Hij zou in een uurtje wel klaar zijn.
‘Het is een vreemde tijd’ appte een goede vriend me vandaag. Mijn antwoord: ‘de tijden zijn nog nooit zo vreemd geweest’. En ergens bemerkte ik vandaag gewenning. Nog niet van de situatie, maar een soort gewenning van de chaos in mezelf. Wat hielp was dat mijn dochter kon gaan videobellen met klasgenootjes. Ze lachten en gilden wat af en ze hadden elkaar hoorbaar gemist, daar heb ik echt van genoten. Er ontstaan langzaam maar zeker kleine ankertjes in de dag en het voelt allemaal wat minder reddeloos of uitzichtloos. Af en toe kwamen er zelfs geruststellende gedachten bij me op die 100% nergens op sloegen, maar wel hun werk konden doen. En ik telde mijn zegeningen. Want we hebben het goed.
Het was dag acht nog maar van velen en velen zo vertelde de regering vandaag. Het was dag acht en de regels werden strenger omdat de onverschilligen onder ons te perfectionistisch zijn geweest. Het was dag acht nog maar en de kappers moesten sluiten, straks wil helemaal niemand meer naar buiten, ziet u het verband? Het was dag acht nog maar en ik kreeg zowaar werk verricht, het werd nog goed bevonden ook. Het was dag acht en zoals elke dag poogden we veel te prematuur alvast alle cijfers te duiden, want wat is anders nog houvast?
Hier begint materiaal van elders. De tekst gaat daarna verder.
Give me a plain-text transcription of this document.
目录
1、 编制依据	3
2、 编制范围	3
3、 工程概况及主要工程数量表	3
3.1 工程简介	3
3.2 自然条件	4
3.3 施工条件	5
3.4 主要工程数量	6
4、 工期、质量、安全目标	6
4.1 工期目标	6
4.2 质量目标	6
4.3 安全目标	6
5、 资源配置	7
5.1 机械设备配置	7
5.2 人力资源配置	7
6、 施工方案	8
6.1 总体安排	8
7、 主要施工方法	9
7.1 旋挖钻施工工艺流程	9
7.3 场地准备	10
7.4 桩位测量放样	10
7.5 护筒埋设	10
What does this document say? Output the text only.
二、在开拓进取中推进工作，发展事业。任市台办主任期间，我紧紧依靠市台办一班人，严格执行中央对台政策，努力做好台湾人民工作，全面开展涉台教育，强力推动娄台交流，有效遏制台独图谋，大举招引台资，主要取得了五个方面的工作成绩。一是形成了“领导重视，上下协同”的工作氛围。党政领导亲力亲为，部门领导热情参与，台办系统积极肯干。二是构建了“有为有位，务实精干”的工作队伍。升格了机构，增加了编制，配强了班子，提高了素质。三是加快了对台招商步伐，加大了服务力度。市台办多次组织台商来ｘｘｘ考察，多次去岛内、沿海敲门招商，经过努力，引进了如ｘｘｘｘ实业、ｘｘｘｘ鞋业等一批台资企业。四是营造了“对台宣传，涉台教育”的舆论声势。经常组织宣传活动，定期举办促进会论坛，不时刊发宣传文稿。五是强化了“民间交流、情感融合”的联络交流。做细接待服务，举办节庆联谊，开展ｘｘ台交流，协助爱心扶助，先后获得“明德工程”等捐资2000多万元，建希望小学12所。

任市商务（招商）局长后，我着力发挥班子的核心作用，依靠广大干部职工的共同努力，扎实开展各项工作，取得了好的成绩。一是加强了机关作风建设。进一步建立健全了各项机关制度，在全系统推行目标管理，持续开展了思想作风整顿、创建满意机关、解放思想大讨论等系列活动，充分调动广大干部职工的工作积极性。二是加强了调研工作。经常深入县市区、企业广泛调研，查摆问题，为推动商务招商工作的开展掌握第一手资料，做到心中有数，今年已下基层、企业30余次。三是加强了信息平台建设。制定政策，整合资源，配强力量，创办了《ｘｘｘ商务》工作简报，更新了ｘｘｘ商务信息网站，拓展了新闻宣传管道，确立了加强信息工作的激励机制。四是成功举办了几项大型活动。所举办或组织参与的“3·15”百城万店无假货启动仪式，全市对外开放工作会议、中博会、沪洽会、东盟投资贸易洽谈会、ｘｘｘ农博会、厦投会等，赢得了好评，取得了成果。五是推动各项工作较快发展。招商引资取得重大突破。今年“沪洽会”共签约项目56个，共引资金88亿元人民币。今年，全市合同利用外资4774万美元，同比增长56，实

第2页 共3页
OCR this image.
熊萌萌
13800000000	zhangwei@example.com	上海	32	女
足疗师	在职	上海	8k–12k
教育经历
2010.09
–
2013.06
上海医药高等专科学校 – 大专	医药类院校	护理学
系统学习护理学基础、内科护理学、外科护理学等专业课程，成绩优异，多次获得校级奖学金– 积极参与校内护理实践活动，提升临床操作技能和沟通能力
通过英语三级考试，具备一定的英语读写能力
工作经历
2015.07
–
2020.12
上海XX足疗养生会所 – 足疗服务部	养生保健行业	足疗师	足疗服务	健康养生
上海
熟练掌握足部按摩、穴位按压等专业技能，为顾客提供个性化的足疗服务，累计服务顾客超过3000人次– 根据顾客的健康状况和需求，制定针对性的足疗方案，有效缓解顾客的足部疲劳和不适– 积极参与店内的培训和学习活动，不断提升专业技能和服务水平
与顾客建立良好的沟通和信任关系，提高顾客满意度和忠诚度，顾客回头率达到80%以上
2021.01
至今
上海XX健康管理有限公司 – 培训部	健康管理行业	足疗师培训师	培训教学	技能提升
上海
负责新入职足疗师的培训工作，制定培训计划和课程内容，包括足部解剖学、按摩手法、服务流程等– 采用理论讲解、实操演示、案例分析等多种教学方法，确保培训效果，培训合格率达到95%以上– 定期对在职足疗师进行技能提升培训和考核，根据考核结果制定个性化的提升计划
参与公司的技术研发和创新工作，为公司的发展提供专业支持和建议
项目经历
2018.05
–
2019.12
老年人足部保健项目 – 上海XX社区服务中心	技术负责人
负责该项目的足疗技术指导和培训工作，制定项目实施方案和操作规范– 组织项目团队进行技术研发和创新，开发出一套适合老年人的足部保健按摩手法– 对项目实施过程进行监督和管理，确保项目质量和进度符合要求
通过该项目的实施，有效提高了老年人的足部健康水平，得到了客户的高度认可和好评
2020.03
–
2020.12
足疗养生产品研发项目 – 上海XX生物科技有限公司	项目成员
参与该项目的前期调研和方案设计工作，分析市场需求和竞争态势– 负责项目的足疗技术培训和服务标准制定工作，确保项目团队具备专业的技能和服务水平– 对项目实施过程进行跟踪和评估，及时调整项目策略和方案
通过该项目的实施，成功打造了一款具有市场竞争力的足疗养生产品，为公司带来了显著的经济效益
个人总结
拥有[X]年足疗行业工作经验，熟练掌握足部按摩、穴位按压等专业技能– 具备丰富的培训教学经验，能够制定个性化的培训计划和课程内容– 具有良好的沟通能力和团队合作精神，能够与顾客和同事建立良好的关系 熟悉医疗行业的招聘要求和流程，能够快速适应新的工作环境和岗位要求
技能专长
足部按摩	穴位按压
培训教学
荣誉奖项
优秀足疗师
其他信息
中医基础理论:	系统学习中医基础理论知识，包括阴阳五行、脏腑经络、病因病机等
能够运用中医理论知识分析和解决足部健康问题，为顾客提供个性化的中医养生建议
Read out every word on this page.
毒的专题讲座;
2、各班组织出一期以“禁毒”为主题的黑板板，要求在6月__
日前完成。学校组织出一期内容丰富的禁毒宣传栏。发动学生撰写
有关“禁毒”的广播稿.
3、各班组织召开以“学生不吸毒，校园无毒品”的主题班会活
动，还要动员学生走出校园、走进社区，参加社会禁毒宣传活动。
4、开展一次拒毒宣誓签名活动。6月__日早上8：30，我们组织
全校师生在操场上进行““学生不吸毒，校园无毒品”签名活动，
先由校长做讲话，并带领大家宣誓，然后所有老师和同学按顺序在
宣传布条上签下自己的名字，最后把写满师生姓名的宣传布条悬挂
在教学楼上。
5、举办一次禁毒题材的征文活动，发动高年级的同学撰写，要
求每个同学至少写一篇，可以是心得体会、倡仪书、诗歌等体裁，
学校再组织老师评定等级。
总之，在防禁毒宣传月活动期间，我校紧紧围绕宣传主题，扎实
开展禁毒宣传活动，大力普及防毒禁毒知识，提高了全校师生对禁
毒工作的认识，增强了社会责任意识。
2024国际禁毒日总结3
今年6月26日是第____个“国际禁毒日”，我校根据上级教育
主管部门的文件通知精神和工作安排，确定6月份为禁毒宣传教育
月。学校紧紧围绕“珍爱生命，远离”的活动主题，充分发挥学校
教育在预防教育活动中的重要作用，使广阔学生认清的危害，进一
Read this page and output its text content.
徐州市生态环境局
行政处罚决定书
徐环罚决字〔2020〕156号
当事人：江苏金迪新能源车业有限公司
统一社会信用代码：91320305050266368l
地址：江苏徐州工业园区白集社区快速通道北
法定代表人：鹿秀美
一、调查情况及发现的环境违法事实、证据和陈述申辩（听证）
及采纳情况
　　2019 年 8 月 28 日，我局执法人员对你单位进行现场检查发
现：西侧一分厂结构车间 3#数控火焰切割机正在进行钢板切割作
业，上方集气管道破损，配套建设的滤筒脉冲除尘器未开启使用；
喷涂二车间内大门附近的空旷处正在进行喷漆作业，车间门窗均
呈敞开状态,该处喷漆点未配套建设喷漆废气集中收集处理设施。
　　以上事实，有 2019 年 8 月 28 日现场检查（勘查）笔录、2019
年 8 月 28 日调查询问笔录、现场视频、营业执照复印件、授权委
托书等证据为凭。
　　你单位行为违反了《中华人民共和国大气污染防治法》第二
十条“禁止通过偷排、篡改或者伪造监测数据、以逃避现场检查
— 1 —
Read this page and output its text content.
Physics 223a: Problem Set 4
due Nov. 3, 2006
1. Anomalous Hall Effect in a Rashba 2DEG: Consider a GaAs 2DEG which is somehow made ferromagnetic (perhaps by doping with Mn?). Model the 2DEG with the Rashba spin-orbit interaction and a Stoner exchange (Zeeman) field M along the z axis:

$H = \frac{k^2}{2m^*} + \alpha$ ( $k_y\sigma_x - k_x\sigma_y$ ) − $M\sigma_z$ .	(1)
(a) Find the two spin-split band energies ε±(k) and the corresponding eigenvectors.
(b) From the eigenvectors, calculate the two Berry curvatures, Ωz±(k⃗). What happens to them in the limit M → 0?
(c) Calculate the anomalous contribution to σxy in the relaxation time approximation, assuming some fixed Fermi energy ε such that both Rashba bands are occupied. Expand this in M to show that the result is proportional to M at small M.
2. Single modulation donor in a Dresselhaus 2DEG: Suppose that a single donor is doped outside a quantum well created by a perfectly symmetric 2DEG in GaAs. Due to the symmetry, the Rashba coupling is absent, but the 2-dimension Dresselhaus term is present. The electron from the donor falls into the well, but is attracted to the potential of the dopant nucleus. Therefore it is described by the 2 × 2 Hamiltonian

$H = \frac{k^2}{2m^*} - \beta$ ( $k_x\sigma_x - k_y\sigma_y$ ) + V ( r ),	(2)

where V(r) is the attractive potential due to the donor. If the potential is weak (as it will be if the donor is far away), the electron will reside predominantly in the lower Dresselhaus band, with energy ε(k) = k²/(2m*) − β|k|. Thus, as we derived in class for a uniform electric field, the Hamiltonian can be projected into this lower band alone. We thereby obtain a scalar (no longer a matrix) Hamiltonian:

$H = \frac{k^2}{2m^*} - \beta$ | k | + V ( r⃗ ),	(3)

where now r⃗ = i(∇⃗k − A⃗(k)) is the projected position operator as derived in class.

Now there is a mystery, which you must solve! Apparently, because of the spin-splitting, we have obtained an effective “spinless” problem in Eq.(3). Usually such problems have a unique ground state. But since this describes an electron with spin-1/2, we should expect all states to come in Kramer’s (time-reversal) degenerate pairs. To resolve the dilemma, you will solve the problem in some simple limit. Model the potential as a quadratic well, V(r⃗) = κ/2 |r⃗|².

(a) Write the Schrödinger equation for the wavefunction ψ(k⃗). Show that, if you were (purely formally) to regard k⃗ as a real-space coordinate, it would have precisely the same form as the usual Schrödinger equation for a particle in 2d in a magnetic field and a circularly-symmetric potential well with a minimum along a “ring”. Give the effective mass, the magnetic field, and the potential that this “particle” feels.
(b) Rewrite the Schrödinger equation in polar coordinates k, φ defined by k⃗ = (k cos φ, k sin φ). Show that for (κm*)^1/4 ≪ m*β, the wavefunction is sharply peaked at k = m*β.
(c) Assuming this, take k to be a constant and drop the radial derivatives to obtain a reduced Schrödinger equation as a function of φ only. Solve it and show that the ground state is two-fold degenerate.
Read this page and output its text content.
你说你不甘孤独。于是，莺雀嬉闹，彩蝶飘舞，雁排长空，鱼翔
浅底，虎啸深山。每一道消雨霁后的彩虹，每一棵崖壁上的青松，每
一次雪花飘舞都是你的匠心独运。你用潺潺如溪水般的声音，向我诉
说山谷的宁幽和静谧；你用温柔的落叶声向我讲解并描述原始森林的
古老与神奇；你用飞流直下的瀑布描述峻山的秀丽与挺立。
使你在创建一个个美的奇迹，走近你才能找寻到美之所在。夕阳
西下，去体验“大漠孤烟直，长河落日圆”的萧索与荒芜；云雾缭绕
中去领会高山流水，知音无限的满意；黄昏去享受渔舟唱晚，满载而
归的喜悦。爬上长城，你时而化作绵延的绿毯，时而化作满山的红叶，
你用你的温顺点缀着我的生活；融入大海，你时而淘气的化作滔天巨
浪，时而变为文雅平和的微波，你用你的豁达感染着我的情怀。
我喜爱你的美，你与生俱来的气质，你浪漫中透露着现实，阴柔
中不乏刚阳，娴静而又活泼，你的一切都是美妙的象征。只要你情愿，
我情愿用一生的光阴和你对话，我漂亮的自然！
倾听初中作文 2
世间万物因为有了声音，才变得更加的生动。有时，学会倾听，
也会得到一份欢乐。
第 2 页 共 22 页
Het was dag acht, we proberen onze weg te vinden nu we weten waar we onze adem over inhielden: dit duurt tenminste tot 1 juni en waarschijnlijk nog veel langer, we wisten het al, maar nu hoorden we het ook. Het was dag acht en de tijden zijn nog nooit zo vreemd geweest. Het was dag acht alweer, het was de beste dag tot nu.
De schildermeneer kwam sorry zeggen. En ik zei sorry terug.